Elsewhere, I have read that Miss Mason recommended that the subject of grammar be studied when the child is ten. This seems like a very good suggestion. Why burden the child with abstract ideas of nouns, verbs, and sentence conjugations while they are young. It does seem very good to wait on this subject until they are older and ready for thinking about words in abstract ways.
Foreign Language: (the foreign language Miss Mason’s students learned was French, as it was an important language to learn in their time and in their region of the world)
“French should be acquired as English is, not as a grammar, but as a living speech. To train the ear to distinguish and the lips to the French vocables is a valuable part of the education of the senses, and one which can hardly be undertaken too soon.” (p 300)

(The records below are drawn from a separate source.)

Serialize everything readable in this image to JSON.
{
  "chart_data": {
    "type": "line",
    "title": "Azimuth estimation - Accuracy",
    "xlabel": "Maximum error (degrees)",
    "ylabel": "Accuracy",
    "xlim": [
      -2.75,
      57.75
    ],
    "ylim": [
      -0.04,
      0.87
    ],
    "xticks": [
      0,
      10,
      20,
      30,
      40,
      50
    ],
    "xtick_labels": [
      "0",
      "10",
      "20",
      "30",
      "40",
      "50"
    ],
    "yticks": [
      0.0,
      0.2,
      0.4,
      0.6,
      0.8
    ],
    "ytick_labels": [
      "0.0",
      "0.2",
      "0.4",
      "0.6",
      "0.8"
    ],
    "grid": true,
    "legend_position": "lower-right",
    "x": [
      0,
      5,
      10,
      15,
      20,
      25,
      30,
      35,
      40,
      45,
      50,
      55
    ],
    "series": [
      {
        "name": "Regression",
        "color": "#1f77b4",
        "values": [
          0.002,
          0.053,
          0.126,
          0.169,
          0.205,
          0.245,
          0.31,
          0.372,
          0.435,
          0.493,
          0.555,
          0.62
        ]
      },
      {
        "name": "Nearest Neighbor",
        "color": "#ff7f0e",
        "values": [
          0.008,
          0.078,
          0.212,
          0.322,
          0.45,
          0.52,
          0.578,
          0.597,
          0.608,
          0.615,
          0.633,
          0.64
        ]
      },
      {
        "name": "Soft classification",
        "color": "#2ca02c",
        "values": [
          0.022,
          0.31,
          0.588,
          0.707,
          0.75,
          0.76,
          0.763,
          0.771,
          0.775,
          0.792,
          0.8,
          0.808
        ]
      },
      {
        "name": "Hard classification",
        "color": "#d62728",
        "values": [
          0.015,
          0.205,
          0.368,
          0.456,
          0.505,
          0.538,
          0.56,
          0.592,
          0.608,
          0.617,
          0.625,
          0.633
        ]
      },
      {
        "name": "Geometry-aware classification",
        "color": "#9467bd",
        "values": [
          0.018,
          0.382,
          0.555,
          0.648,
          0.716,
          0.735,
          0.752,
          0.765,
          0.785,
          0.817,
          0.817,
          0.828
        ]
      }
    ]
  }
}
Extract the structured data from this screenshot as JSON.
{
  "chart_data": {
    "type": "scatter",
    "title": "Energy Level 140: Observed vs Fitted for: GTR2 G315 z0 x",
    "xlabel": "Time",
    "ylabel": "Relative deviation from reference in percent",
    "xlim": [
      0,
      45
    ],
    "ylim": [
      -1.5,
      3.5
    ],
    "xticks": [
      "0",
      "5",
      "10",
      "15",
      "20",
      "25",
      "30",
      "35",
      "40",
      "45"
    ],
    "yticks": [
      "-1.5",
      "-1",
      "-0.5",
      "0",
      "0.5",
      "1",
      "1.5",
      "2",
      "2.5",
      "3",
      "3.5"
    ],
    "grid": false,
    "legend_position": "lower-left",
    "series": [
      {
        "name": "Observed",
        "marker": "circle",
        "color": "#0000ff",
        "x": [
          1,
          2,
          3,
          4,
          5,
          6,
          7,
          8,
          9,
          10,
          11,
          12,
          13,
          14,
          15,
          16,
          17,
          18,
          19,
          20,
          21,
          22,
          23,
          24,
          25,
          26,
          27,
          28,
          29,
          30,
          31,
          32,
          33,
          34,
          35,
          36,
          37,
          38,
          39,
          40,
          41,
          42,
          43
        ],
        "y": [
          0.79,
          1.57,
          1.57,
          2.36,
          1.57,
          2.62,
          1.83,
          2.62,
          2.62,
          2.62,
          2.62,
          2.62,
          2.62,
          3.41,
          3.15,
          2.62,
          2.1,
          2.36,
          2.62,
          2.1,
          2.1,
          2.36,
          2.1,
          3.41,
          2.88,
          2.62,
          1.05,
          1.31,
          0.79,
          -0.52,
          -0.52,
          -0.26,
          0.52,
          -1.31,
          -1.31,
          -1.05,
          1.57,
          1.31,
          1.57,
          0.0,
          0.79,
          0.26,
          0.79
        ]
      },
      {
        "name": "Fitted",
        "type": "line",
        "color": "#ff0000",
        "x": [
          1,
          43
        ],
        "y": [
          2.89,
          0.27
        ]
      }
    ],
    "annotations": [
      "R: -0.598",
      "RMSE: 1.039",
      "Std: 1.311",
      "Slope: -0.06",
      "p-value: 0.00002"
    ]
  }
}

“The child should never see French words in print until he has learned to say them with as much ease and readiness as if they were English.” (p 301)
The principles for me then, are to start early and focus on hearing and speaking first. We would like to teach the children Spanish, as it makes more sense in California, where we are. As I do not speak Spanish, I am hoping to find a good computer or DVD program that will aid in teaching the language to us all.
5. Art and Exercise-
“The art training of children should proceed on two lines. The six year old child should begin both to express himself and to appreciate, and his appreciation should be well in advance of his power to express what he sees or imagines.” (p 307)
“When the children have begun regular lessons…this sort of study of pictures should not be left to chance, but they should take one artist after another, term by term, and study quietly some half-dozen reproductions of his work in the course of a term.” (p 308-309)
She then outlines the steps to take in this picture study lesson which have the students observe, discuss, describe, and recreate the picture.
She encourages art expression in drawing, piano, singing, and handicrafts. The children should be taught faithfully, given quality materials to use, and encouraged to work hard and produce excellent work. Miss Mason thinks that exercise (or drills) and this art expression should be a regular part of the child’s daily schedule.